O evento acontece quando o eixo da Terra atinge uma posição em que o Hemisfério Sul fica mais inclinado para longe do Sol, reduzindo a incidência de radiação solar ao longo do dia e provocando a diminuição das temperaturas.
Apesar do início oficial do inverno astronômico, a estação deve apresentar um comportamento atípico no Brasil em 2026 devido à influência do fenômeno El Niño, segundo previsão da consultoria meteorológica Nottus.
De acordo com o estudo, o El Niño tende a reduzir a intensidade das ondas de frio nos próximos três meses, embora o início da estação ainda seja marcado por temperaturas mais baixas em algumas regiões. O meteorologista Alexandre Nascimento explica que os efeitos do fenômeno devem frear as baixas temperaturas principalmente a partir de agosto, quando períodos mais secos e a atuação de ventos vindos do Norte podem favorecer uma elevação gradual dos termômetros.

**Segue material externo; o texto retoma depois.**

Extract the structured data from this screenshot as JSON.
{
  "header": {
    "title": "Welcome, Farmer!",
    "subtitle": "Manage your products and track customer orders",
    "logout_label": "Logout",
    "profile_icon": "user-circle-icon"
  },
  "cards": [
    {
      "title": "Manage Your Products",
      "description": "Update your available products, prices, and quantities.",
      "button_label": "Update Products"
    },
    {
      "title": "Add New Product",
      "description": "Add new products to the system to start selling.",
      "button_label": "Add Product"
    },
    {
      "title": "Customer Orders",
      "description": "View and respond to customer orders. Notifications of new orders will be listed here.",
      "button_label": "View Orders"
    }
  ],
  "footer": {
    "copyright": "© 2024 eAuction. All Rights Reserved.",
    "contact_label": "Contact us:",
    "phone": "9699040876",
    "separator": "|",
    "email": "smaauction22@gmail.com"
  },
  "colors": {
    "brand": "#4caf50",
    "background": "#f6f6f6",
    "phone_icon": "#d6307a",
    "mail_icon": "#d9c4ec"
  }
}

Segundo ele, isso não significa ausência de frio, mas sim a ocorrência de episódios mais curtos e pontuais de queda de temperatura.
Chuvas devem variar entre regiões do país
O levantamento da Nottus aponta ainda mudanças significativas no regime de chuvas ao longo do inverno. A Região Sul deve registrar precipitações acima da média histórica, enquanto o Norte e o Nordeste tendem a enfrentar chuvas mais irregulares e de menor intensidade, aumentando o risco de períodos de seca.
No Sudeste e no Centro-Oeste, o mês de julho deve concentrar chuvas acima da média. Já em agosto, a previsão indica maior volume de precipitação no extremo Norte, no litoral do Nordeste e também no Sul, enquanto Minas Gerais, Goiás e o interior nordestino devem entrar em um período mais seco.
Para setembro, o cenário se intensifica no Sul, com chuvas acima da média climatológica, enquanto o Nordeste deve registrar índices abaixo da média nas regiões leste e norte.
Risco de extremos e atenção ao “Super El Niño”
Apesar do aumento das chuvas no Sul, o meteorologista Alexandre Nascimento afirma que, até o momento, não há previsão de eventos extremos semelhantes aos registrados no Rio Grande do Sul em 2024.
Ainda assim, o cenário climático exige atenção. A partir de setembro e até fevereiro de 2027, há grande probabilidade de que o El Niño atinja intensidade muito forte, com elevação superior a 2,5°C na temperatura das águas do oceano, o que caracteriza o chamado “Super El Niño”.